The Martin Luther King Jr. Holiday is Monday, which gives people a chance to reflect privately and publicly on the legacy of the civil rights giant. Several King-related events are spread throughout the week, though, and Cambridge NAACP co-chairman Ken Reeves said the organization’s MLK Breakfast is scheduled for mid-February.
Because Monday is a holiday, municipal offices and all library locations will be closed and there will be no trash or recycling pickup. (Pickup routes will be one day behind schedule for the remainder of the week.) The gates of Cambridge Cemetery, 76 Coolidge Ave., will be open from 7 a.m. to 5 p.m., but administrative offices will be closed.
The state Department of Transportation reminds the public to monitor roadway and weather conditions, plan ahead and recognize impacts if traveling, considering a combination of rain and higher temperatures is expected to result in pooling water and freezing surfaces – temperatures Sunday and Monday are expected to return to highs of only 23 or 22 degrees and lows of 9 and 17 degrees, respectively. Also, subways, buses and The Ride will operate on a Saturday schedule, though the Silver Line, commuter rail and ferry service will operate on a weekday schedule.
Activities inspired by King include:
The Peace Commission’s annual event includes readings from King’s words calling for peace, justice and transformation; music by Véronique Epiter, Christina DeVaughn and members of Cambridge’s Episcopal churches, and remarks by Paul Parravano, co-director of MIT’s Office of Government and Community Relations. The final hour is an informal lunch and community gathering in the basement.
Many Helping Hands MLK Day of Service from 2 to 5 p.m. Monday in Central Square at City Hall, 795 Massachusetts Ave.; the YWCA, 7 Temple St.; Citywide Senior Center, 806 Massachusetts Ave.; and St. Peter’s Episcopal Church. Free; participants are asked to bring a can of food, article of gently used winter clothing or a children’s book for someone in need.

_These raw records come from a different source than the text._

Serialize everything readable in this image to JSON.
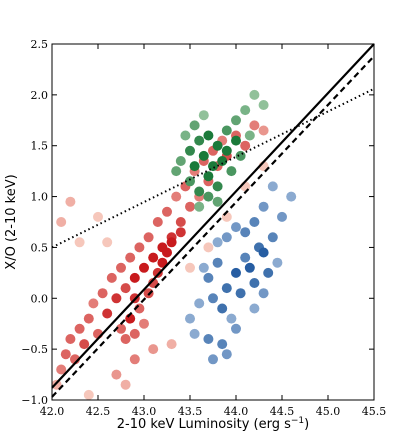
{
  "chart_data": {
    "type": "scatter",
    "title": "",
    "xlabel": "2-10 keV Luminosity (erg s",
    "xlabel_sup": "−1",
    "xlabel_close": ")",
    "ylabel": "X/O (2-10 keV)",
    "xlim": [
      42.0,
      45.5
    ],
    "ylim": [
      -1.0,
      2.5
    ],
    "xticks": [
      42.0,
      42.5,
      43.0,
      43.5,
      44.0,
      44.5,
      45.0,
      45.5
    ],
    "xtick_labels": [
      "42.0",
      "42.5",
      "43.0",
      "43.5",
      "44.0",
      "44.5",
      "45.0",
      "45.5"
    ],
    "yticks": [
      -1.0,
      -0.5,
      0.0,
      0.5,
      1.0,
      1.5,
      2.0,
      2.5
    ],
    "ytick_labels": [
      "−1.0",
      "−0.5",
      "0.0",
      "0.5",
      "1.0",
      "1.5",
      "2.0",
      "2.5"
    ],
    "grid": false,
    "legend": "none",
    "series": [
      {
        "color_light": "#fde0d2",
        "color_dark": "#c81a1d",
        "points": [
          [
            42.05,
            -0.85
          ],
          [
            42.1,
            -0.7
          ],
          [
            42.15,
            -0.55
          ],
          [
            42.2,
            -0.4
          ],
          [
            42.25,
            -0.6
          ],
          [
            42.3,
            -0.3
          ],
          [
            42.35,
            -0.45
          ],
          [
            42.4,
            -0.2
          ],
          [
            42.45,
            -0.05
          ],
          [
            42.5,
            -0.35
          ],
          [
            42.55,
            0.05
          ],
          [
            42.6,
            -0.15
          ],
          [
            42.65,
            0.2
          ],
          [
            42.7,
            0.0
          ],
          [
            42.75,
            0.3
          ],
          [
            42.8,
            0.1
          ],
          [
            42.85,
            0.4
          ],
          [
            42.9,
            0.2
          ],
          [
            42.95,
            0.5
          ],
          [
            43.0,
            0.3
          ],
          [
            43.05,
            0.6
          ],
          [
            43.1,
            0.4
          ],
          [
            43.15,
            0.75
          ],
          [
            43.2,
            0.5
          ],
          [
            43.25,
            0.85
          ],
          [
            43.3,
            0.6
          ],
          [
            43.35,
            1.0
          ],
          [
            43.4,
            0.75
          ],
          [
            43.45,
            1.1
          ],
          [
            43.5,
            0.9
          ],
          [
            43.55,
            1.25
          ],
          [
            43.6,
            1.0
          ],
          [
            43.65,
            1.35
          ],
          [
            43.7,
            1.15
          ],
          [
            43.75,
            1.45
          ],
          [
            43.8,
            1.3
          ],
          [
            43.85,
            1.55
          ],
          [
            43.9,
            1.4
          ],
          [
            44.0,
            1.6
          ],
          [
            44.1,
            1.5
          ],
          [
            44.2,
            1.7
          ],
          [
            44.3,
            1.65
          ],
          [
            42.3,
            0.55
          ],
          [
            42.1,
            0.75
          ],
          [
            42.5,
            0.8
          ],
          [
            42.6,
            0.55
          ],
          [
            42.2,
            0.95
          ],
          [
            42.4,
            -0.95
          ],
          [
            42.7,
            -0.75
          ],
          [
            42.9,
            -0.6
          ],
          [
            43.1,
            -0.5
          ],
          [
            43.3,
            -0.45
          ],
          [
            42.8,
            -0.85
          ],
          [
            43.5,
            0.3
          ],
          [
            43.7,
            0.5
          ],
          [
            43.9,
            0.8
          ],
          [
            44.1,
            1.1
          ],
          [
            44.3,
            1.3
          ],
          [
            42.9,
            -0.35
          ],
          [
            42.85,
            -0.2
          ],
          [
            42.95,
            -0.1
          ],
          [
            43.0,
            -0.25
          ],
          [
            43.05,
            0.05
          ],
          [
            43.1,
            0.15
          ],
          [
            43.15,
            0.25
          ],
          [
            42.8,
            -0.4
          ],
          [
            42.75,
            -0.3
          ],
          [
            42.9,
            0.0
          ],
          [
            43.2,
            0.35
          ],
          [
            43.25,
            0.45
          ],
          [
            43.3,
            0.55
          ],
          [
            43.4,
            0.65
          ]
        ]
      },
      {
        "color_light": "#d7ebd3",
        "color_dark": "#1b7a3a",
        "points": [
          [
            43.4,
            1.35
          ],
          [
            43.5,
            1.45
          ],
          [
            43.55,
            1.3
          ],
          [
            43.6,
            1.55
          ],
          [
            43.65,
            1.4
          ],
          [
            43.7,
            1.6
          ],
          [
            43.75,
            1.3
          ],
          [
            43.8,
            1.5
          ],
          [
            43.85,
            1.35
          ],
          [
            43.9,
            1.45
          ],
          [
            43.95,
            1.25
          ],
          [
            44.0,
            1.55
          ],
          [
            43.5,
            1.15
          ],
          [
            43.6,
            1.05
          ],
          [
            43.7,
            1.2
          ],
          [
            43.8,
            1.1
          ],
          [
            43.9,
            1.65
          ],
          [
            44.0,
            1.75
          ],
          [
            43.45,
            1.6
          ],
          [
            43.55,
            1.7
          ],
          [
            43.65,
            1.8
          ],
          [
            44.1,
            1.85
          ],
          [
            44.2,
            2.0
          ],
          [
            44.3,
            1.9
          ],
          [
            43.35,
            1.25
          ],
          [
            43.6,
            0.9
          ],
          [
            43.7,
            1.0
          ],
          [
            43.8,
            0.95
          ],
          [
            44.05,
            1.4
          ],
          [
            44.15,
            1.6
          ]
        ]
      },
      {
        "color_light": "#d6e4f3",
        "color_dark": "#0d4a96",
        "points": [
          [
            43.7,
            0.2
          ],
          [
            43.8,
            0.35
          ],
          [
            43.9,
            0.1
          ],
          [
            44.0,
            0.25
          ],
          [
            44.1,
            0.4
          ],
          [
            44.2,
            0.15
          ],
          [
            43.75,
            0.0
          ],
          [
            43.85,
            -0.1
          ],
          [
            43.95,
            -0.2
          ],
          [
            44.05,
            0.05
          ],
          [
            44.15,
            0.3
          ],
          [
            44.25,
            0.5
          ],
          [
            43.6,
            -0.05
          ],
          [
            43.65,
            0.3
          ],
          [
            43.8,
            0.55
          ],
          [
            43.9,
            0.6
          ],
          [
            44.0,
            0.7
          ],
          [
            44.1,
            0.65
          ],
          [
            44.2,
            0.75
          ],
          [
            44.3,
            0.45
          ],
          [
            44.4,
            0.6
          ],
          [
            44.35,
            0.25
          ],
          [
            43.5,
            -0.2
          ],
          [
            43.55,
            -0.35
          ],
          [
            43.7,
            -0.4
          ],
          [
            43.85,
            -0.45
          ],
          [
            44.0,
            -0.3
          ],
          [
            44.2,
            -0.1
          ],
          [
            44.3,
            0.05
          ],
          [
            44.45,
            0.35
          ],
          [
            44.5,
            0.8
          ],
          [
            44.6,
            1.0
          ],
          [
            44.4,
            1.1
          ],
          [
            44.3,
            0.9
          ],
          [
            43.9,
            -0.55
          ],
          [
            43.75,
            -0.6
          ]
        ]
      }
    ],
    "lines": [
      {
        "style": "solid",
        "x": [
          42.0,
          45.5
        ],
        "y": [
          -0.88,
          2.5
        ]
      },
      {
        "style": "dashed",
        "x": [
          42.0,
          45.5
        ],
        "y": [
          -0.97,
          2.38
        ]
      },
      {
        "style": "dotted",
        "x": [
          42.0,
          45.5
        ],
        "y": [
          0.5,
          2.06
        ]
      }
    ]
  }
}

The eighth annual MLK Day of Service, organized by Many Helping Hands 365, helps thousands of neighbors in need of all ages and more than 80 Cambridge nonprofits with hands-on craft and service projects honoring the spirit of King: Make fleece scarves and blankets for homeless children and adults, or Valentines for elders and veterans; sort food, winter clothing, books and toiletries for people; and more. Start on the steps of City Hall and choose a next location based on project.
U.S. Sen. Elizabeth Warren is expected to take part in events, which last year drew more than 3,000 volunteers.
Belmont World Film Family Festival from 10:30 a.m. to 5 p.m. Monday at The Brattle Theatre, 40 Brattle St., Harvard Square. Tickets for programs less than an hour long are $6; for feature-length films, $10.
The 15th annual Family Film Festival’s second year ending at the Brattle Theatre includes a program of shorts (above) about the Rev. Martin Luther King Jr. as well as other age-appropriate entertainment, some reflecting themes worth of King: the New England premier of the uplifting Colombian youth soccer film “Hero Steps”; Swedish “Oskar’s America,” about a kid’s plan to cross the Atlantic in a rowboat (bringing a horse along for the seafaring); and four Dutch films of “Brave & Amazing” refugee or immigrant children (“Merna in the Spotlight” is above).
Central Square Library 43rd Annual Martin Luther King Jr. Day Celebration from 6:30 to 8:30 p.m. Tuesday at the Central Square Library, 45 Pearl St. Free.
Keynote speaker Rev. Irene Monroe, introduced by city councillor E. Denise Simmons, will celebrate King’s life and legacy and explore how his legacy influences civil rights issues of today. The Cambridge Community Chorus will perform, and light refreshments will be provided.
“Misremembering Dr. King” from 1 to 2 p.m. Thursday at the Citywide Senior Center, 806 Massachusetts Ave., Central Square. Free.
A presentation and discussion by Jennifer Yanco, a recently retired researcher at the African Studies Center at Boston University, and the author of “Misremembering Dr. King: Revisiting the Legacy of Martin Luther King Jr.” that asserts that most people today know relatively little about King, a campaigner against militarism, materialism and racism – what he called the “giant triplets.”
“The King & I” panel discussion from 7 to 8 p.m. Thursday in the auditorium of the Martin Luther King Jr. School, 102 Putnam Ave., in the Riverside neighborhood. Free.
Distinguished community members reflect on the impact King had on their lives. Panelists include city councillor E. Denise Simmons; Saundra Graham, a former state representative and the namesake of the city’s Graham & Parks School; and Carol Hill, social justice activist and co-founder of the MLK Preschool & Afterschool programs.